When I talk about vaccines and antimicrobials I often refer to them as pillars of civilization, responsible for adding decades to our lives. However, broadening my context from that of a medical doctor to look at the roots of these modern tools of the physician, it becomes clear that in order for these and other developments to have any impact a source of cheap and reliable energy is required.

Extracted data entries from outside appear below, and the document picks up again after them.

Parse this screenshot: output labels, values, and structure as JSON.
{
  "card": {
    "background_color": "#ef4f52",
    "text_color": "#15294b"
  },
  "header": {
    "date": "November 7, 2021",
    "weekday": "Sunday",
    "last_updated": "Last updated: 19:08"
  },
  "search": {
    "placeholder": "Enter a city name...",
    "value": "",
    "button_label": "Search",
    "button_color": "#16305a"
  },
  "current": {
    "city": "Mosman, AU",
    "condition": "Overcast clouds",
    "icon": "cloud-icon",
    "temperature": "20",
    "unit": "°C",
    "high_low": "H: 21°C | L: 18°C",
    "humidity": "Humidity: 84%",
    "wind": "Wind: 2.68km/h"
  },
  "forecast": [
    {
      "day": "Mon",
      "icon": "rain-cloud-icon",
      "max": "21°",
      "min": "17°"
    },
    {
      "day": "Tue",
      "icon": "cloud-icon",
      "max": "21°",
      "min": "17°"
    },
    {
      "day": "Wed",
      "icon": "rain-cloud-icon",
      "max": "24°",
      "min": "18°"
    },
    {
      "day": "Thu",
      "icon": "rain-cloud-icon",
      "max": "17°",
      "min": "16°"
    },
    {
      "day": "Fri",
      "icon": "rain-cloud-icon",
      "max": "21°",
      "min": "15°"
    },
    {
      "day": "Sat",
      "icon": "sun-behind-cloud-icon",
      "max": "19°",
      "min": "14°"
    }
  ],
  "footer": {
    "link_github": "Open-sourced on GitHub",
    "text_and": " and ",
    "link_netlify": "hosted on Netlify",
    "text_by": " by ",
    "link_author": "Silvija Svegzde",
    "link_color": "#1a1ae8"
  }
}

For example, anytime one is talking about using a vaccine in a resource-limited region, the concept of the "cold chain" becomes very important. Many vaccines require refrigeration in order to preserve their potency. This fact can become a major problem since many regions of the world do not have access to the reliable electricity that is required for refrigeration. The fact that fully 1.3 billion people in the world have no access to and 3 billion have suboptimal access to electricity--most effectively produced through the burning of fossil fuels--cannot be separated from the fact that infectious disease rage on unabated in many parts of the world.
A case in point is the recent Ebola outbreak which exploded in a region that lacked much of the infrastructure of civilization. In fact, Guinea the origin of the West African Ebola outbreak, is an area plagued by electricity shortages to the point that riots have been provoked. Another example is the inability to utilize sophisticated diagnostic tests in much of the developing world because they lack the electricity necessary to run and maintain the machines consistently. One last example from North America is particularly instructive. It is well known that the mosquito-borne dengue fever rages just south of the US border with Mexico yet is severely delimited (though does occur) just north of the border in Texas. A fascinating and important study revealed something called "The Texas Lifestyle" plays a role in the inability of dengue to reach the numbers it has just across a border that is meaningless to the mosquito. What is "The Texas Lifestyle"? It's a conglomeration of activities that are more characteristic of Texans than Mexicans and notably includes the heavy use of air-conditioning, something that mosquitoes hate and also something that usually obviates the need to open windows. What makes air-conditioning possible? A cheap and reliable source of electricity.
These are all facts I know very well and have to consider when discussing infectious disease outbreaks and the appropriate response. However, an incredible new book makes these points and many more. The book is entitled The Moral Case for Fossil Fuels and is written by the Center for Industrial Progress' Alex Epstein. In short, this is a tour de force presentation of the benefits mankind has reaped by the use of cheap, reliable, and plentiful fossil fuels. Mr. Epstein, like me, gauges the benefit of fossil fuels by using a human standard of value: "Does fossil fuel use benefit the human race?" is the operative question and the answer, backed by limitless data, is an unequivocal "yes".
When we think about how best to battle infectious diseases and why some countries have fared much better than others (the US, for example, was once ridden with malaria and Yellow Fever-carrying mosquitoes, measles, mumps, rubella, and tuberculosis) it should never be neglected that infrastructure, made possible by the use of fossil fuels, is a key component for beating back these scourges that have plagued mankind since antiquity. For this perspective I recommend, in the highest possible terms, Mr. Epstein's book.